The paper is published in (2014) 63 Studies in Law, Politics, and Society 43-87, and available here.
To date, the privatization of the costs of social inequalities for women and children has been criticized predominantly from a policy perspective. This article seeks to make a stronger case against remedying social inequalities through private law obligations by addressing the theoretical difficulties with such privatization with a particular focus on familial obligations. I take my core examples from the current Canadian understanding of the spousal and child support obligations. My analysis proposes and proceeds on the basis of a new discourse for obligations traditionally grouped together as “Family Law” obligations: first, interpersonal obligations, which arise from and tie together two citizens through either a single interaction or through their relationship as a whole; second, social obligations, which are owed by the community as a whole to individual citizens. I argue that the persuasive force of the focus on an individual’s responsibility for another’s financial need has obscured the reality of the state’s obligation, the broader social obligation, to respond to this need. I conclude with a discussion of the consequences of my analysis for the future of the spousal and child support obligations. If we deny an expanded role to these support obligations, can we do so in a way that avoids leaving the impoverished in an even more precarious position?

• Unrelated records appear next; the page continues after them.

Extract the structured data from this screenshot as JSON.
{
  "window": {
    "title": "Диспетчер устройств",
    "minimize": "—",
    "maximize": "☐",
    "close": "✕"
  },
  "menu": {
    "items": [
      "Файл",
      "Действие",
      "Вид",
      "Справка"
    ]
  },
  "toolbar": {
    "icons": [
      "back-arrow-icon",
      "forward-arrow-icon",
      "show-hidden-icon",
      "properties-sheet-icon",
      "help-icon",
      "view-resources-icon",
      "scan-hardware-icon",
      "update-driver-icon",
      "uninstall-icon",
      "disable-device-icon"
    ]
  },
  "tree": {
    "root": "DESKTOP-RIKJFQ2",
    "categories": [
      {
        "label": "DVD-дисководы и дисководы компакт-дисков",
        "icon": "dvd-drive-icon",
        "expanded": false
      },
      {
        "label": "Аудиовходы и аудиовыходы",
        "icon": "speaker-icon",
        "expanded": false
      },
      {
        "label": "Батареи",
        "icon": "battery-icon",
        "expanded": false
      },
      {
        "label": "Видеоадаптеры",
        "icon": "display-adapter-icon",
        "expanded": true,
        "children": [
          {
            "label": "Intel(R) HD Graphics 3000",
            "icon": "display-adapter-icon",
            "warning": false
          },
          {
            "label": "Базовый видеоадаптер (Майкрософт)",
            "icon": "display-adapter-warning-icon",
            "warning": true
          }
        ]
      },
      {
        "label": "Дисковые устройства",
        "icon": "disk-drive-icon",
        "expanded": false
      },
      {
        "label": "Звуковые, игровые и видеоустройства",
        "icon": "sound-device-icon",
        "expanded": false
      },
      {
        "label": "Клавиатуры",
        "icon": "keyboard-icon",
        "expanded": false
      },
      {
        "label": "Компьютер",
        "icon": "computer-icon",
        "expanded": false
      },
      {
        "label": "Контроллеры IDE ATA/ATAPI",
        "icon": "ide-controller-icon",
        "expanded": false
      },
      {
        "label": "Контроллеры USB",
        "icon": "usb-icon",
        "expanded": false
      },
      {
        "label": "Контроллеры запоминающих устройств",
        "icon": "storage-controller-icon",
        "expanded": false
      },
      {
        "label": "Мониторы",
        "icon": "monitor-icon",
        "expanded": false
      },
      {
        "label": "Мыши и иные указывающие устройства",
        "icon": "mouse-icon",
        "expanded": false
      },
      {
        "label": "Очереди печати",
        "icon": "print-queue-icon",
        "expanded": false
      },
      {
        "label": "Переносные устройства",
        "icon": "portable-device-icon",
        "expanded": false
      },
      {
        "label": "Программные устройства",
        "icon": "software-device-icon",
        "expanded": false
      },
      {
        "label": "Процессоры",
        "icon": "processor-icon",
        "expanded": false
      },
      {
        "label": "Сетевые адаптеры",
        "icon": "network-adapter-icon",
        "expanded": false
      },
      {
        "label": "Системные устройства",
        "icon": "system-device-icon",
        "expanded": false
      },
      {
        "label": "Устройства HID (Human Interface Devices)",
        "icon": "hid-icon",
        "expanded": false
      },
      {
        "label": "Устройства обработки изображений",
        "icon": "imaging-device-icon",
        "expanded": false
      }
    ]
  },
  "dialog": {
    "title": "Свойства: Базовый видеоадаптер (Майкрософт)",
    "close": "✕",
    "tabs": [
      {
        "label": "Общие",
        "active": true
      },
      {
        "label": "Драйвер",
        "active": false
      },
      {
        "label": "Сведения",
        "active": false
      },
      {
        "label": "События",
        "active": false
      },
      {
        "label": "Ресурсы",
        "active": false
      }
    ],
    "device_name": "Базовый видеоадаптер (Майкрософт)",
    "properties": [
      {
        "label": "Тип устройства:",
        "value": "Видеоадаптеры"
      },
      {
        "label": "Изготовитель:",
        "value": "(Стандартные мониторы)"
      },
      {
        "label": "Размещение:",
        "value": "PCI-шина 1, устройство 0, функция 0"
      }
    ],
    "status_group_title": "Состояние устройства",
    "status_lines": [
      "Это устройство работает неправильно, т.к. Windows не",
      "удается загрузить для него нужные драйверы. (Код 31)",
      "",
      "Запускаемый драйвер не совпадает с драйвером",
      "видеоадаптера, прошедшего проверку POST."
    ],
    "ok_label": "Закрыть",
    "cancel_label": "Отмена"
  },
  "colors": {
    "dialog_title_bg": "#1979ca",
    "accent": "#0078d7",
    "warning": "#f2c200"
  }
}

This paper is published in (2008) 22 International Journal of Law, Policy, and the Family 61-90, and also available here.

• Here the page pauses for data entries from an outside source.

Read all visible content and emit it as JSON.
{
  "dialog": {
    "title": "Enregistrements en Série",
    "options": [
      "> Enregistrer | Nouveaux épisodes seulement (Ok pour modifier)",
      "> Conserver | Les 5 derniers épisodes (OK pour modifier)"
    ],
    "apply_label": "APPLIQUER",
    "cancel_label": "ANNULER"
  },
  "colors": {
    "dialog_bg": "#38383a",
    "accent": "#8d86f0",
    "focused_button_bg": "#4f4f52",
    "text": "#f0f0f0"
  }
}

In this article, the author uses Alberta legislation and case law to test two common perceptions held in relation to the historical treatment of children’s (legal) status in Canada: first, that legal regulation oscillates between welfare- and rights-oriented perspectives; second, that the same uncertainty in approach applies in relation to all regulation contexts, including child welfare and youth justice. These perceptions are often used as the baseline of analysis from one explores (any number of) recent developments in Canada, federally or provincially. Yet, examination of the Albertan experience calls into question the accuracy of this view of the shifting approach to the legal regulation of children’s status.

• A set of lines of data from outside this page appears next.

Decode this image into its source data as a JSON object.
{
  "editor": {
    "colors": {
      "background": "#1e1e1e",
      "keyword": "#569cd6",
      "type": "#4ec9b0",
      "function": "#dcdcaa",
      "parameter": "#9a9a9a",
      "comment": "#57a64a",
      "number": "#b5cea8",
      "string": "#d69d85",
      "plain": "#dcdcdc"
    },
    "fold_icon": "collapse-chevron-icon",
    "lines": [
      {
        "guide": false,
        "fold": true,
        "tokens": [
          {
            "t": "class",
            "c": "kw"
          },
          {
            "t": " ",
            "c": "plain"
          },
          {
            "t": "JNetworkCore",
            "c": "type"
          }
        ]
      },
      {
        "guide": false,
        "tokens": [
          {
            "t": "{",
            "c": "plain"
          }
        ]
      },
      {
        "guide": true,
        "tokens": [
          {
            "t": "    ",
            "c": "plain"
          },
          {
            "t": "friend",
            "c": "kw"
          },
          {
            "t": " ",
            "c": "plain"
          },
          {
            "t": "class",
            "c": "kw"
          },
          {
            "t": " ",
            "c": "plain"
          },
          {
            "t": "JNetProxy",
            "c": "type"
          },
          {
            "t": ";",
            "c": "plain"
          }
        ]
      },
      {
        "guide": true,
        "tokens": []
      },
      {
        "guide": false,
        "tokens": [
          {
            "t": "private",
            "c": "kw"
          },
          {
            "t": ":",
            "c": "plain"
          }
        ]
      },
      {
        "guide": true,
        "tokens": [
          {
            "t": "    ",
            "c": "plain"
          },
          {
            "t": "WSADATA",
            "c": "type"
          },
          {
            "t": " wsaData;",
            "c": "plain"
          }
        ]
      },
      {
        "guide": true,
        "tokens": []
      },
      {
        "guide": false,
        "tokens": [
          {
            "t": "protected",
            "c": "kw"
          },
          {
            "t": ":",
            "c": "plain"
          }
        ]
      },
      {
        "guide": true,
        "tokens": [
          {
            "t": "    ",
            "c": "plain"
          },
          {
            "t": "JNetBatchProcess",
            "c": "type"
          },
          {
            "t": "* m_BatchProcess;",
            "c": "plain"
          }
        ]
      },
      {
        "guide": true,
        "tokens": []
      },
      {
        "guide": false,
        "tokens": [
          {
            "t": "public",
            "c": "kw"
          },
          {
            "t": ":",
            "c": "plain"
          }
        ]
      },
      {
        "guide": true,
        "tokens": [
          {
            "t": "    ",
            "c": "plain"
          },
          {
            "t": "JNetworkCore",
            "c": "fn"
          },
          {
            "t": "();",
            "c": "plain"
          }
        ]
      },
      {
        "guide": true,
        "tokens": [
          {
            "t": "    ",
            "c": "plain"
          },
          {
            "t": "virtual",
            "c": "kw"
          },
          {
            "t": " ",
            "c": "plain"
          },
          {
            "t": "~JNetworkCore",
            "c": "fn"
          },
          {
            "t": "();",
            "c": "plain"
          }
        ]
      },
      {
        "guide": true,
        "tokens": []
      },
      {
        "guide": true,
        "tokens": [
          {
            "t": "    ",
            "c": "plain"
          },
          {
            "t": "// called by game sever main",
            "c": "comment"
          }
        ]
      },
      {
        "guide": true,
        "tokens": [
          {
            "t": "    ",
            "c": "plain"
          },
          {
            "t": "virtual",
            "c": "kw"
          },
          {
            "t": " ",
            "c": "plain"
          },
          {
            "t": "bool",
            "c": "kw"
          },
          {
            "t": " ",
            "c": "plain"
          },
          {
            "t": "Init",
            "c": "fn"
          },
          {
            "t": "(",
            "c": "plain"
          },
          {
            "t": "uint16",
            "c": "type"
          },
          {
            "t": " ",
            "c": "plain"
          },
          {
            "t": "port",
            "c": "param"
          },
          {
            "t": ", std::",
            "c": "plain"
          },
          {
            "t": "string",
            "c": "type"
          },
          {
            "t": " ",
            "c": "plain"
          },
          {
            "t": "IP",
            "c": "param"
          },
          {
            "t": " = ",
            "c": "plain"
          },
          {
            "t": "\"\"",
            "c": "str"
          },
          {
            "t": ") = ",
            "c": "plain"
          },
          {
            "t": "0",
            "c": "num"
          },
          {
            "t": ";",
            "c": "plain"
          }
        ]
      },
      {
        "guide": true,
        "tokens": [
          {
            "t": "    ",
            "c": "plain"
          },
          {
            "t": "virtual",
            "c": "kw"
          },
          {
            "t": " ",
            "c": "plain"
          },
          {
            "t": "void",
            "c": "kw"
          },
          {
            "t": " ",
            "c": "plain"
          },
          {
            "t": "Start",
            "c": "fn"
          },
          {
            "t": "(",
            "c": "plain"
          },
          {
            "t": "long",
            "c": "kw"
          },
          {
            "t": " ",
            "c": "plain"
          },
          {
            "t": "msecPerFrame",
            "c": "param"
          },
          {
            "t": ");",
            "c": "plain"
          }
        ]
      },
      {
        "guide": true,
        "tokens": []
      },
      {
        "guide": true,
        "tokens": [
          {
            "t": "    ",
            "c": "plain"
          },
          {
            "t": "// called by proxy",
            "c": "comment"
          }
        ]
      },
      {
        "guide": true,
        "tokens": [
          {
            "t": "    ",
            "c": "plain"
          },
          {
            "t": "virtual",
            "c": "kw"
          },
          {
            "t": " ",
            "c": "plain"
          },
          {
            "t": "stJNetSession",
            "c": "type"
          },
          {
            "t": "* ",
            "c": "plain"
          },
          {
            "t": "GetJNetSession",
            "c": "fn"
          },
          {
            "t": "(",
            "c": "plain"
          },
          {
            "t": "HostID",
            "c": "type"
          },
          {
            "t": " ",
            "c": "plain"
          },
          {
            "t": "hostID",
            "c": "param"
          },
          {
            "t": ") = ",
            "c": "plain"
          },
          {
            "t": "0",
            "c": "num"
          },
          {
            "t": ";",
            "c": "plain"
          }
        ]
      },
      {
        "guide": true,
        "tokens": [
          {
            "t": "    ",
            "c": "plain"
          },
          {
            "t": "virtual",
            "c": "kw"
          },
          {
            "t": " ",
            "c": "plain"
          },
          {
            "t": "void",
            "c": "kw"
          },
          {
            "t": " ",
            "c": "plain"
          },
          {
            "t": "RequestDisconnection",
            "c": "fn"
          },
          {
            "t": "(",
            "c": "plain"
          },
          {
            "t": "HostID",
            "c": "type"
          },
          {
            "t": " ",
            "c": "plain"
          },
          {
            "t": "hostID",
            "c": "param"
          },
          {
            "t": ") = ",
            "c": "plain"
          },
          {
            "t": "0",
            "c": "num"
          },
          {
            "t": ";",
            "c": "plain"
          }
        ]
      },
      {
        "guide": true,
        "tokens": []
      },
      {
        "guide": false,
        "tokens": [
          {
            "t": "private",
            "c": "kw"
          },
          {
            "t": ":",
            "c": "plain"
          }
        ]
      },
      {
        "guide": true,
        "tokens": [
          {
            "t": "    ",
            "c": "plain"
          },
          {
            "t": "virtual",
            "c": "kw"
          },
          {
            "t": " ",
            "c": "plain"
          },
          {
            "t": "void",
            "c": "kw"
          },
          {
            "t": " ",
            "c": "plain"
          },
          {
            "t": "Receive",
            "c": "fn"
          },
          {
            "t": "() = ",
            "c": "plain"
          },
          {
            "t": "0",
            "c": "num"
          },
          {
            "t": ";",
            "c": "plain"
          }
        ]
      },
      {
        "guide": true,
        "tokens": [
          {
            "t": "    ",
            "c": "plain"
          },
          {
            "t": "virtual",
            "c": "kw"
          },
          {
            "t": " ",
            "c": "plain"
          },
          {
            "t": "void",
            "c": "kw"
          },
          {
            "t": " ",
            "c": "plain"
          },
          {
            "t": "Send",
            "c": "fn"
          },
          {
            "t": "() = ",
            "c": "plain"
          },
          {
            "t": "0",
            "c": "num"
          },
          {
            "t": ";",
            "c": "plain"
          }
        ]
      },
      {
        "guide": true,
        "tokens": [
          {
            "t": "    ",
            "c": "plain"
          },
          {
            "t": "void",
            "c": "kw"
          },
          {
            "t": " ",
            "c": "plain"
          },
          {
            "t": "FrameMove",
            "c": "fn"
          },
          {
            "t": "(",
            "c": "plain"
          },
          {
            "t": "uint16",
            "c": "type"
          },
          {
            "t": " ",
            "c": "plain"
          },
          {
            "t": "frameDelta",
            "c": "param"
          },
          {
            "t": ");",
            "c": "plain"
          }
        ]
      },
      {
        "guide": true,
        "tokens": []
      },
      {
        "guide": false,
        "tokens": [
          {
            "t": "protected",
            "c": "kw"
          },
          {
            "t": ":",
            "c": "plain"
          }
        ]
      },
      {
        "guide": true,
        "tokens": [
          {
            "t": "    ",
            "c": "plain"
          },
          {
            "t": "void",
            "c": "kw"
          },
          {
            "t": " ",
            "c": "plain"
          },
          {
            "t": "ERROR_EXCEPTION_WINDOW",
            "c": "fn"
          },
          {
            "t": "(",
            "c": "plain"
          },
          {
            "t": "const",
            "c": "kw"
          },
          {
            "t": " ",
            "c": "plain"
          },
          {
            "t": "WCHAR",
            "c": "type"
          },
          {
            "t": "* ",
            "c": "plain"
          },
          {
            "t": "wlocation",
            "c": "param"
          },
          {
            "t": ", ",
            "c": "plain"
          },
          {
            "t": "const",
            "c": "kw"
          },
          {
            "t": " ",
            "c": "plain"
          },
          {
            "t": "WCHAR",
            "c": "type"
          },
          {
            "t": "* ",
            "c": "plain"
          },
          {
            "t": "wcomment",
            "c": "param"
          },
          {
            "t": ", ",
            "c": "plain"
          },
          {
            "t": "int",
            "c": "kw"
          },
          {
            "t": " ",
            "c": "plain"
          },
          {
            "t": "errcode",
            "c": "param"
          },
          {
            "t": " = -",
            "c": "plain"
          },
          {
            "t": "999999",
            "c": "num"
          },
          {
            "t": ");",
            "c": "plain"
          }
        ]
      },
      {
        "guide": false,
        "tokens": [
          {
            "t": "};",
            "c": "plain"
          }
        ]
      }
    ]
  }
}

Using definitive cases from the Alberta courts, the author argues that neither of these perceptions accurately reflects the narrative of children’s status in Alberta. The article reveals the greater complexity of the changing approach to legal regulation of children’s lives. In addition, the article suggests that the nature of the uncertainty and ambivalence evidenced in court decisions and legislative reforms is context-dependent, but ultimately driven by tensions inherent within the modern conception of childhood. Consideration of the Albertan experience is particularly revealing because it was the Alberta courts that both introduced the concept of the “mature minor” into Canadian common law in the mid-1980s and then determined that child welfare legislation superseded the child’s common law status as decision-maker.
This paper is published in (2007) 23(2) Canadian Journal of Family Law 159, and available here.